Procrastination Is Really Perfectionism
Are you prone to delaying the start of a task? Is there a project you know you should start, but you can’t seem to motivate yourself to begin? Are you delaying work that really needs to be done for work or for school? Or do you start something, but can’t seem to finish it?
Perhaps you have that nagging voice in the back of your head that you really should be working on a task or project, but you can’t seem to motivate yourself. Even though that voice telling you to get going is LOUD, you ignore it, sometimes so much so that you feel anxious about your procrastination. And even though that voice may be screaming at you to get busy, you ignore it and you don’t understand why. Why can’t you just seem to get yourself going?
You may have a lot of guilt associated with the procrastination and your “inner critic” may be chastising you because of the procrastination. Yet, even though there may be guilt and you may be internally beating yourself up over the procrastination that may not be enough to get motivated to actually do the thing already!

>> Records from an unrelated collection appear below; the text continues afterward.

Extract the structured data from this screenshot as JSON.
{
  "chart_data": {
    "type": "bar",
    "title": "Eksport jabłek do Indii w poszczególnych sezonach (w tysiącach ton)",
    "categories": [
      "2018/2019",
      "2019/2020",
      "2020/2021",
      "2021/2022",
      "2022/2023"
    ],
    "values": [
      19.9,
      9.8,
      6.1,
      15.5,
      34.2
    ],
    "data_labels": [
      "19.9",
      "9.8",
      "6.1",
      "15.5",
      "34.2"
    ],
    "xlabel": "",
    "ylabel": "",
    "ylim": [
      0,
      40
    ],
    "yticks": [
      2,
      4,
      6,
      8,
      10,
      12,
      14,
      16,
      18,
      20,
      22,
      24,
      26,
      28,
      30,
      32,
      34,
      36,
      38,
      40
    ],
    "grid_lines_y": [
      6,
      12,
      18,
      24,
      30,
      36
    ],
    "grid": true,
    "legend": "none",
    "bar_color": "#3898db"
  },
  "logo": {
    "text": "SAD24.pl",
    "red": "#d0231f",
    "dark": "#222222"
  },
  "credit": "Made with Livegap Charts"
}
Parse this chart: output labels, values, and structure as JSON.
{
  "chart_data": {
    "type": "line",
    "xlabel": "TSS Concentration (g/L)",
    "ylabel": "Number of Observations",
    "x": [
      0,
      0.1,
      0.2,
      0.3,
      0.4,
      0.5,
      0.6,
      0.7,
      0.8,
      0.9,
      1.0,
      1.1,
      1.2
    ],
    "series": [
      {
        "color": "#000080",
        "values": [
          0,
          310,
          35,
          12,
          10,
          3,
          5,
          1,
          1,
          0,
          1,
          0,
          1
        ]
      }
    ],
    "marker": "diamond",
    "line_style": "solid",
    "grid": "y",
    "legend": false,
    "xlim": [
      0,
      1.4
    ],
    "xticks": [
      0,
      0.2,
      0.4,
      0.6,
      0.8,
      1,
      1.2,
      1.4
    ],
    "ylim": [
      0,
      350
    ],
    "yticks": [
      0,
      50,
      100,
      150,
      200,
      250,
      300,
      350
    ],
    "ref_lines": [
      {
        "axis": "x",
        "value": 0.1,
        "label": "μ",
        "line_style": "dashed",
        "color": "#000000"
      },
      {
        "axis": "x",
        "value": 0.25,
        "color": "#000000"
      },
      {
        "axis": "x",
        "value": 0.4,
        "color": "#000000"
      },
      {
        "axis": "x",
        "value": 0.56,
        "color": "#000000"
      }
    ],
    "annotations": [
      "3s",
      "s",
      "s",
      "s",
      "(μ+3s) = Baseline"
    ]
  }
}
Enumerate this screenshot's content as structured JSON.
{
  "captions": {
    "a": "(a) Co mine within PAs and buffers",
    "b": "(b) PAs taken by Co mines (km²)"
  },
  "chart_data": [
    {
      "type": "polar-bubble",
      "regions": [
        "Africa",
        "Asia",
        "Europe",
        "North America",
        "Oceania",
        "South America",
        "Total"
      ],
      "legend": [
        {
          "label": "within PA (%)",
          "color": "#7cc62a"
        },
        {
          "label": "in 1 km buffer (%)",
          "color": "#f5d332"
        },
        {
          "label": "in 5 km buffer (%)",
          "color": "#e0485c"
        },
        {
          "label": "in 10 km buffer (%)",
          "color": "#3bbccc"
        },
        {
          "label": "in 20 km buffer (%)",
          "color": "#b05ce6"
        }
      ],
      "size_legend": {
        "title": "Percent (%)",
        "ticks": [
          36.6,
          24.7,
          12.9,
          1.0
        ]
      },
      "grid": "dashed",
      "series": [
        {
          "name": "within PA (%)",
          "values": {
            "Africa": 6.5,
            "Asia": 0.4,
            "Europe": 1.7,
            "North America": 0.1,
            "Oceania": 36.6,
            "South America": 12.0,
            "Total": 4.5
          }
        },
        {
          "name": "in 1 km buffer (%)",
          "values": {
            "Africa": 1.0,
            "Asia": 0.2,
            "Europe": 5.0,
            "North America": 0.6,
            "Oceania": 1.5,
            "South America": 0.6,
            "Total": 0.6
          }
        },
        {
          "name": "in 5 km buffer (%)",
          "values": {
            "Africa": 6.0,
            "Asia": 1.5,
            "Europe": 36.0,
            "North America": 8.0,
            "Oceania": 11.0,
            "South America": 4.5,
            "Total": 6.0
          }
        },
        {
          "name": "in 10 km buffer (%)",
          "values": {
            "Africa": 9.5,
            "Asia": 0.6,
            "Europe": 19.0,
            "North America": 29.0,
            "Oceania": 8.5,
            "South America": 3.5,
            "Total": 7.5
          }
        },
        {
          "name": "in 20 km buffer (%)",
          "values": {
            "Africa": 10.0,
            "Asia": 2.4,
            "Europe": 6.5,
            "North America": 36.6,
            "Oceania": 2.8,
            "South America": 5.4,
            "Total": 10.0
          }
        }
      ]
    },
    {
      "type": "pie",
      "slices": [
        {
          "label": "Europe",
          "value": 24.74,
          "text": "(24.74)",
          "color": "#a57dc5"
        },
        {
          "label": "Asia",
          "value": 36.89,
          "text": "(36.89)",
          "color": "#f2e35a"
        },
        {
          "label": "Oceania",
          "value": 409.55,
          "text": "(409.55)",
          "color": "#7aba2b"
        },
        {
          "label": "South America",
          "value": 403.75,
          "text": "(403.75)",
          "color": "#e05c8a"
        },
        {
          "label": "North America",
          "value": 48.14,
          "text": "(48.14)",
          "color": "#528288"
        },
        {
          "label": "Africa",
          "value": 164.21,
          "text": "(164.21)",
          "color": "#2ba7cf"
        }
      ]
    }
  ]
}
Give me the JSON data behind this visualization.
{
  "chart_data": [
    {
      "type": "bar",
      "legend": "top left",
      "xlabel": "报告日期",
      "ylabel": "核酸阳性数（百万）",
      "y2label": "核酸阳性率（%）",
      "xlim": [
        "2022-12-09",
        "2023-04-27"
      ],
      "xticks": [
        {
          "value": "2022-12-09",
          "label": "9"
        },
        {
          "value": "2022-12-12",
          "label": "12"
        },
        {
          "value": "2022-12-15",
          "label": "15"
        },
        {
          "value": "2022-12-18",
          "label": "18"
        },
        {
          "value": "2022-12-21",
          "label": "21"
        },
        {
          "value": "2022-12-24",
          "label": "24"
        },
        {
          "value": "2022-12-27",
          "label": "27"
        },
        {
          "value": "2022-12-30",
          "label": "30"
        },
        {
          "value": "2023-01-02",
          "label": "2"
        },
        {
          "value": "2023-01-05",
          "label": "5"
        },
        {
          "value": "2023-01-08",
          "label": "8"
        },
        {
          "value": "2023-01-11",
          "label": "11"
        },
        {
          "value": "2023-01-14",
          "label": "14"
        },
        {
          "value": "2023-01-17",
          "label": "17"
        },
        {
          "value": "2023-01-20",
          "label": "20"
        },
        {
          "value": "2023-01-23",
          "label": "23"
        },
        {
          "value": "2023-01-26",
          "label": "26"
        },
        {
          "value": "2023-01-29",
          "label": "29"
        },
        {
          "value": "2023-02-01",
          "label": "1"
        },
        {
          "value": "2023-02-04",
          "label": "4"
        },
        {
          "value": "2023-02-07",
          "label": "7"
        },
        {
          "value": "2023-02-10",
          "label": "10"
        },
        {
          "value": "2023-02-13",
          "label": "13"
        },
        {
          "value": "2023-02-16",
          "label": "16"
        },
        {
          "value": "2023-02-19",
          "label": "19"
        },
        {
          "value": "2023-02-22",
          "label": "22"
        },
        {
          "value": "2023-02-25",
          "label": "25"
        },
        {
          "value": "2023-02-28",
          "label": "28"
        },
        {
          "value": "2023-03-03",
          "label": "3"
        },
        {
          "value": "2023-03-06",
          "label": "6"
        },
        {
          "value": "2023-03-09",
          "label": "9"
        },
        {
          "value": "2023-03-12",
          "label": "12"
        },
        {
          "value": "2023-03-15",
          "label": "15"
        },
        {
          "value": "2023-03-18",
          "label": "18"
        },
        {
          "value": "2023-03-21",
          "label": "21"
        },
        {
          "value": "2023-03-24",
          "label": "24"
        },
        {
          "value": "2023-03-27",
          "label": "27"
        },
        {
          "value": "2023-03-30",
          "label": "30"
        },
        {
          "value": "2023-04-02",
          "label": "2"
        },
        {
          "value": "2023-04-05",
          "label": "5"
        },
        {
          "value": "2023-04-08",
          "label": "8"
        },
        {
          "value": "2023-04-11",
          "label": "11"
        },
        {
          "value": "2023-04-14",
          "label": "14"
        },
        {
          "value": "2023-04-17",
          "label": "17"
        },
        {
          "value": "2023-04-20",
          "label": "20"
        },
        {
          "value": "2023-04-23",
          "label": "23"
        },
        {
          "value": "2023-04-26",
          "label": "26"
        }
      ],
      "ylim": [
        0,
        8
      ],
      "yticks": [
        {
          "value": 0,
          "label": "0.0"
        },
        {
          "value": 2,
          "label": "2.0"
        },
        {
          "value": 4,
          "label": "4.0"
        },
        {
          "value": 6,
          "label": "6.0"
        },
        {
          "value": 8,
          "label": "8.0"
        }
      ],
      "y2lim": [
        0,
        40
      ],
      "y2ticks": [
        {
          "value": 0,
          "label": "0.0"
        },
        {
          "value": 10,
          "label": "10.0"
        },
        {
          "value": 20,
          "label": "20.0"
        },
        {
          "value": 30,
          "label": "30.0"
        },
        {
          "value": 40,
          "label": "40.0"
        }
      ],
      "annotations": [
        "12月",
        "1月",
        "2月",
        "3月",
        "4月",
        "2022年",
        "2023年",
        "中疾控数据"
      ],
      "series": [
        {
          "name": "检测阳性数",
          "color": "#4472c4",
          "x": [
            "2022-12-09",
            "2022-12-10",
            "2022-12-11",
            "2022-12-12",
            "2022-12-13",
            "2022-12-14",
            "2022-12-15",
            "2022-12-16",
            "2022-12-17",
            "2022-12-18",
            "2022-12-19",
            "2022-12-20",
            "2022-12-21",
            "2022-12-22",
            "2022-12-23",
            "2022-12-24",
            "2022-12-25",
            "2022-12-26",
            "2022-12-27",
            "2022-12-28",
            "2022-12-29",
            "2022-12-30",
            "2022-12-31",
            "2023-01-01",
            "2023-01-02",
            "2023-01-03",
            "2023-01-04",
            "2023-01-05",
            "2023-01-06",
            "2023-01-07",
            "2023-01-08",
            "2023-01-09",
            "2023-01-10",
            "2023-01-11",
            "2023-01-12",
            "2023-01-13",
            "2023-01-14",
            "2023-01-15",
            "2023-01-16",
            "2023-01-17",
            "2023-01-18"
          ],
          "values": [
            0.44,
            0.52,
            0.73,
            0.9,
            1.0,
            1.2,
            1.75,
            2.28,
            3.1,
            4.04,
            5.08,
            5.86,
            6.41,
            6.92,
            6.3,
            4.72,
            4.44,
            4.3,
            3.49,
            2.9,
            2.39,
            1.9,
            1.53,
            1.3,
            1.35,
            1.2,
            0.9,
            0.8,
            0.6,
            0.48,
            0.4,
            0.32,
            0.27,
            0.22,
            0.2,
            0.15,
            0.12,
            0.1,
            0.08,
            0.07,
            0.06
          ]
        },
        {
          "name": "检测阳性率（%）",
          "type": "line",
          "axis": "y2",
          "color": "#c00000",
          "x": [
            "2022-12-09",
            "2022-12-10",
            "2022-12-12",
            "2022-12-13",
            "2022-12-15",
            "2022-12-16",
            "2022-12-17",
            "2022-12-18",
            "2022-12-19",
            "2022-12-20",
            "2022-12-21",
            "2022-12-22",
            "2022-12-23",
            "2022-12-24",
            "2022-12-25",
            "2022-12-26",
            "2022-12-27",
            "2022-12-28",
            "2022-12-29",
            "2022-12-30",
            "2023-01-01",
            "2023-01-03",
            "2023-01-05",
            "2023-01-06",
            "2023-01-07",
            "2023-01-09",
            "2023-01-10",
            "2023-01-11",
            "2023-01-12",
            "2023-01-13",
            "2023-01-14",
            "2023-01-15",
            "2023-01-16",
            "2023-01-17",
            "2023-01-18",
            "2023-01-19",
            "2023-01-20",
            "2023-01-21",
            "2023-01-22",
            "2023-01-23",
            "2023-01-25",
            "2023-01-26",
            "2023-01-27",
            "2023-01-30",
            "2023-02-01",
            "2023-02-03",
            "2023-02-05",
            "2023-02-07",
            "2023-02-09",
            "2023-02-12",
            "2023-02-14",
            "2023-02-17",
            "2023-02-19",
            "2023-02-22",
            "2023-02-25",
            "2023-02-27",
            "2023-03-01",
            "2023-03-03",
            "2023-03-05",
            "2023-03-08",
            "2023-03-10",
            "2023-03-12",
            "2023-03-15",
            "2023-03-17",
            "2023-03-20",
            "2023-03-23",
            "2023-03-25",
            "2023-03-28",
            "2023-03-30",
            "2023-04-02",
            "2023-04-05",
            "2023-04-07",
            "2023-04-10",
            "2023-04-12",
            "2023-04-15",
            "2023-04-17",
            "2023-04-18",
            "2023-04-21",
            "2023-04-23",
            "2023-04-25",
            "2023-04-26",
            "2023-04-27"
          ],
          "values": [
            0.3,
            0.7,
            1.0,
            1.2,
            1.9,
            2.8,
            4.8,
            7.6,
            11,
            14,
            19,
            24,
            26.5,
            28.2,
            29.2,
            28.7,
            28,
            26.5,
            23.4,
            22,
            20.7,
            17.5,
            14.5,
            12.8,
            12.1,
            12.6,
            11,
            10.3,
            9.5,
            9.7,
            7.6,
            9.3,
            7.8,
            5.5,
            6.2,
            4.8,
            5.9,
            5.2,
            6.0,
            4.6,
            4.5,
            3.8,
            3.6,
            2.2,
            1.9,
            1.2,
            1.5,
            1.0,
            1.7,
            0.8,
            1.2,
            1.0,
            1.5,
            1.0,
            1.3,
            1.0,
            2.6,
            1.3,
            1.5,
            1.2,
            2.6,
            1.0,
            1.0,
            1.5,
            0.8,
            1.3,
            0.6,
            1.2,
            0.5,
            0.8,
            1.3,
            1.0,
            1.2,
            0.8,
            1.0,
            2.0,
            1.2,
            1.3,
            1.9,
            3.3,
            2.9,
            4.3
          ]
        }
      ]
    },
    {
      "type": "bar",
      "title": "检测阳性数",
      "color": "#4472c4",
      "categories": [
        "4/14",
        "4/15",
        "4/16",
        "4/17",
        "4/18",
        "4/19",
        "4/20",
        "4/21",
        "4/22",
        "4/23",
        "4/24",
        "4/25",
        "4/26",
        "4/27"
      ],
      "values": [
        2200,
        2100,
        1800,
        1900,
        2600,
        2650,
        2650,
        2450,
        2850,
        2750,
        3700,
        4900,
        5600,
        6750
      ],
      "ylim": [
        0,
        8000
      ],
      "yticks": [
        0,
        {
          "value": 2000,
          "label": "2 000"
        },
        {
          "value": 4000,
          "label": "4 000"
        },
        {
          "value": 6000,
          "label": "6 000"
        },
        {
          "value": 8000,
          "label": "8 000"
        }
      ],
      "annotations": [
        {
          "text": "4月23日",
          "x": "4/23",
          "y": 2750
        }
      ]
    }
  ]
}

Are you wondering why you procrastinate, especially if this has been a life-long issue for you? When we procrastinate, often the surprising underlying reason is perfectionism.
You may have heard the expression “Do it right or don’t do it at all.” Well, oftentimes, perfectionists are opting to “not do it at all.” Perfectionists hold themselves to incredibly high standards, accepting nothing but the best from themselves. Since they are putting such pressure on themselves, perfectionists will often procrastinate and not start a project or task because of the fear they have of not being able to achieve perfection. If it can’t be done perfectly, they would rather just not start at all. In their subconscious mind, they would rather not do something than do it and getting results that don’t add up to their very high standards. They don’t want to risk the chance of having the outcome wind up imperfect. In the perfectionist’s mind, it is a better alternative to not do something than to do something and have the result or outcome be of a lower quality or standard than they set for themselves.
Perfectionists also tend to spend inordinate amounts of time on tasks because they want the result to be “just so.” The amount of time they spend on tasks and projects can be mentally or physically exhausting. They will spend time prepping before working, then move painstakingly slow when they do work because of their immense focus on getting the work done “right.” Then, the project or task never seems finished, because it needs reworking, refinishing, editing, correcting, modifying, proofreading… It never ends.
The perfectionist knows deep down how much mental or physical energy it will take to do the task perfectly, so they don’t start. Or they start, but become so drained from the effort of trying to get the end result to be perfect, that they quit or stall out. They just can’t sustain the level of energy they are putting into the work. It’s easier to stop than to risk having the outcome not end up the way that they had hoped it would.
If this sounds like you, you may have just had a big insight about yourself. And if you want to be a reformed, perfectionistic procrastinator, you may be wondering how you can liberate yourself from this pattern.
One way for you to overcome procrastination is to lower your standards. Your standards are “above and beyond,” but you don’t realize it. So, if you lower your standards, you are then operating on a “normal” level compared to everyone else who isn’t struggling with perfectionism.
To start, you should lower your standards with something easy. Perhaps you always make your bed every morning. One morning, don’t make your bed. The world won’t implode.
Or try sending an email without proofreading it first. Just send it as soon as you’re done typing your thoughts.
Once you’ve completed some easy attempts at being “imperfect,” move on to something bigger. If you have a presentation for work, allot a specific amount of reasonable time (far less than you normally would) to put together the content. You’ll be amazed at how much you can get done in that compressed amount of time.
Determine what the “bare minimum” is for success on a task or project you’ve been procrastinating. Then, start that task or project and get to the bare minimum for success as quickly as you can. Tell yourself repeatedly while working “This doesn’t need to be perfect. It needs to be just good enough.”
If you work this way often enough, you will find that your procrastination tendencies will slowly slip away. You’re breaking your entrenched perfectionistic tendencies every time you do a task or project “good enough.”
You’ll realize you were spending way too much time and energy on projects and tasks and that, by spending less time, you’re actually more motivated to start and finish your goals. And you’ll no longer be a procrastinating perfectionist, but will instead be far more motivated and happy.